A recent International Trade Commission (ITC) case shows that, although rarely used, the ITC remains a viable option for parties pursuing trade secret misappropriation claims. Trade secret claims can be brought under Section 337(a)(1)(A)’s catch-all for other “unfair methods of competition and unfair acts in the importation of articles”—often called “non-statutory” claims—and can result in remedies that effectively bar the entry of the offending products into the U.S., or prevent their commercialization to the extent already imported.

On June 27th, 2019, about a month after a Complaint was filed by Illinois Tool Works Inc., the ITC instituted an investigation into a possible Section 337 violation based on trade secret misappropriation. Illinois Tool Works and its Guangzhou-based subsidiary, Vesta, alleged that Vesta employees left to form a new company called Rebenet, taking Vesta’s trade secrets with them. Vesta’s asserted trade secrets fall into two categories: (1) technical—relating to the materials, components, schematics, and tooling used to create Vesta’s foodservice equipment products; and (2) commercial—including Vesta’s customer list, supplier list, and commercial agreement terms.

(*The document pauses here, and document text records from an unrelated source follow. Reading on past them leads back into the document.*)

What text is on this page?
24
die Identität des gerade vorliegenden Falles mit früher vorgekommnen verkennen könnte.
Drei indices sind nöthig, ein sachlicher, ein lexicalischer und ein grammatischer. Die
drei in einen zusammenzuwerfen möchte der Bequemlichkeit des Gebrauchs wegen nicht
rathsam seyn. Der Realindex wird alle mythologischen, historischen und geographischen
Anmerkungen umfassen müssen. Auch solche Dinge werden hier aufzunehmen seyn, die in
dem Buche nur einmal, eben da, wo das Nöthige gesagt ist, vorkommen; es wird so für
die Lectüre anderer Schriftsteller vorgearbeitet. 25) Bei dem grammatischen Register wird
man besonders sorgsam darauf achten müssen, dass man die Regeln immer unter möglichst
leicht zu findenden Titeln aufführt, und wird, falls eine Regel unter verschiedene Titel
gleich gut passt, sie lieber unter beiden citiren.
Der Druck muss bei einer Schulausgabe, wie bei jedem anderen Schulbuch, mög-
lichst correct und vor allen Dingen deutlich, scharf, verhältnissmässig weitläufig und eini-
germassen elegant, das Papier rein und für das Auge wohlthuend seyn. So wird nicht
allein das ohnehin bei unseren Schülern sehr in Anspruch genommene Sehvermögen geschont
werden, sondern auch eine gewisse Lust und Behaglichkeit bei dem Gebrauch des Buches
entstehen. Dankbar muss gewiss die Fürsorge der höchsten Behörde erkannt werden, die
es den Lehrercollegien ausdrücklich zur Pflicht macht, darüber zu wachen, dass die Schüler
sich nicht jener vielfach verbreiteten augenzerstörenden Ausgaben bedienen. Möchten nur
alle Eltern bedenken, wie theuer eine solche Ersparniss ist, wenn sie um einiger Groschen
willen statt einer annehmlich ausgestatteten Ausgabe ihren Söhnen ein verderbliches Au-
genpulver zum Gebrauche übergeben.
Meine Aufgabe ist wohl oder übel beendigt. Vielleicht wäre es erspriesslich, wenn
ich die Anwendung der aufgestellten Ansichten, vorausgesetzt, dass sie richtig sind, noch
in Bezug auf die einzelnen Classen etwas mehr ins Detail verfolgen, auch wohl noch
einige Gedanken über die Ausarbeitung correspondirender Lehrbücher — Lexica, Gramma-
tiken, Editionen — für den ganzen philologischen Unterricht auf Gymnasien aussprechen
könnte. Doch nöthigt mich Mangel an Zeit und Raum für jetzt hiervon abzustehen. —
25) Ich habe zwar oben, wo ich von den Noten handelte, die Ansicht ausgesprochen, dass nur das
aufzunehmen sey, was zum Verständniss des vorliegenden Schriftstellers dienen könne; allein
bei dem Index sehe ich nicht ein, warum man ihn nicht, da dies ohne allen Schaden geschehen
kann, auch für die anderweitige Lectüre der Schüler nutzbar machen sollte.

Vesta claims that its more than 20,000 products are “highly customized,” and that competitors could only achieve a similar level of customizability by relying on Vesta’s proprietary and long-developed methods of coding and tracking the various materials and parts. Under the ITC’s statutory charge to conduct investigations expeditiously, the evidentiary hearing will likely take place within about 9 months.

This new case demonstrates the ITC’s continuing broad jurisdiction. It appears from the Complaint that most, if not all, of the acts constituting the alleged trade secret misappropriation took place entirely overseas. Even so, the ITC may still find a Section 337 violation and issue the appropriate exclusionary remedies, as the Federal Circuit held in the landmark decision TianRui Grp. Co. v. Int’l Trade Comm’n, 661 F.3d 1322, 1332 (Fed. Cir. 2011).